AI Models & Consensus

Model Selection

We selected 6 AI models based on three criteria:

Complementary strengths — each model excels at different things
Availability via API — all accessible through OpenRouter
Cost efficiency — balancing quality with price

The Six Models

Model

Strength

Best For

Claude 3.5 Sonnet

Nuanced reasoning

Complex analysis, edge cases

GPT-4o

Broad knowledge

Current events, mainstream topics

Gemini Pro

Fact-checking

Numbers, statistics, verification

Llama 3.1 70B

Unbiased

Controversial topics

DeepSeek Chat

Math/Logic

Probability calculations

Mistral Large

Balanced

Tie-breaker, European perspective

Why These Six?

Claude tends to be the most thoughtful, catching nuances others miss.
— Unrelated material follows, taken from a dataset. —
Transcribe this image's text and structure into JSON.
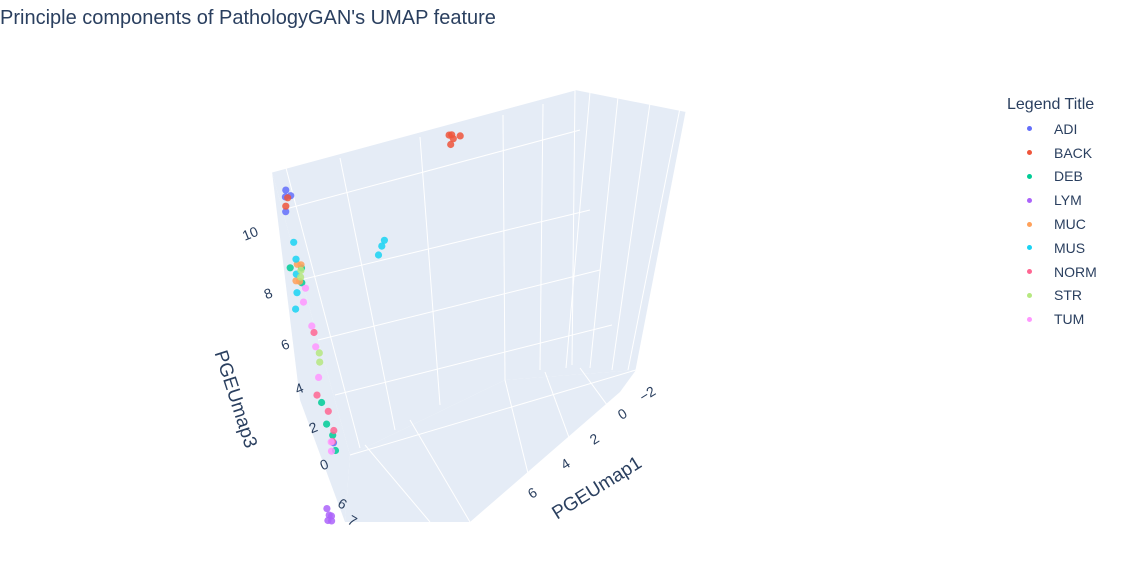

When a market question has hidden assumptions or edge cases, Claude usually finds them.

GPT-4 has the broadest training data. For markets about mainstream topics (elections, sports, celebrities), GPT-4 usually has the most relevant context.
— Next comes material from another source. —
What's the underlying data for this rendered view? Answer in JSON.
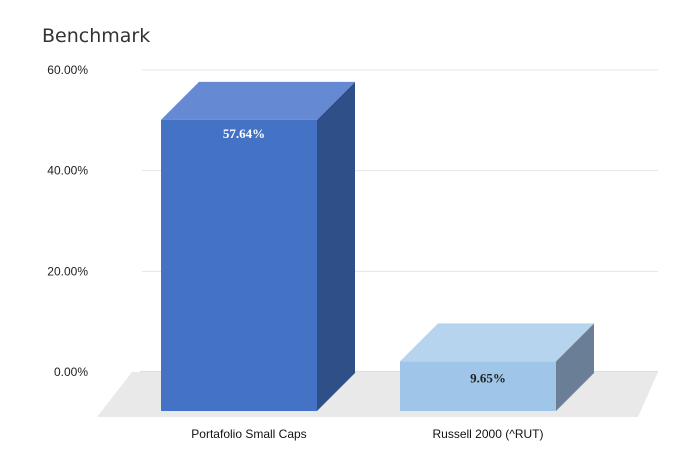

Gemini is Google's model with access to current search data. Good at fact-checking specific claims and numbers.

Llama is open-source and trained differently. Provides a contrasting perspective, especially useful for politically sensitive topics where commercial models might be cautious.

DeepSeek excels at mathematical reasoning. For markets involving probabilities, statistics, or logical deduction, DeepSeek often outperforms.

Mistral trained in France, offers slightly different cultural perspective. Good as a tie-breaker when other models are split.

The Prompt

All models receive the same standardized prompt. This ensures comparable outputs.

Prompt Structure

ANALYSIS_PROMPT = """You are analyzing a prediction market opportunity.

## Market Details
Question: {question}
YES Price: ${yes_price:.3f} ({yes_prob:.1f}% implied probability)
NO Price: ${no_price:.3f} ({no_prob:.1f}% implied probability)
Volume: ${volume:,.0f}
Days until resolution: {days_left}

## Your Task
Analyze whether this is a good trading opportunity.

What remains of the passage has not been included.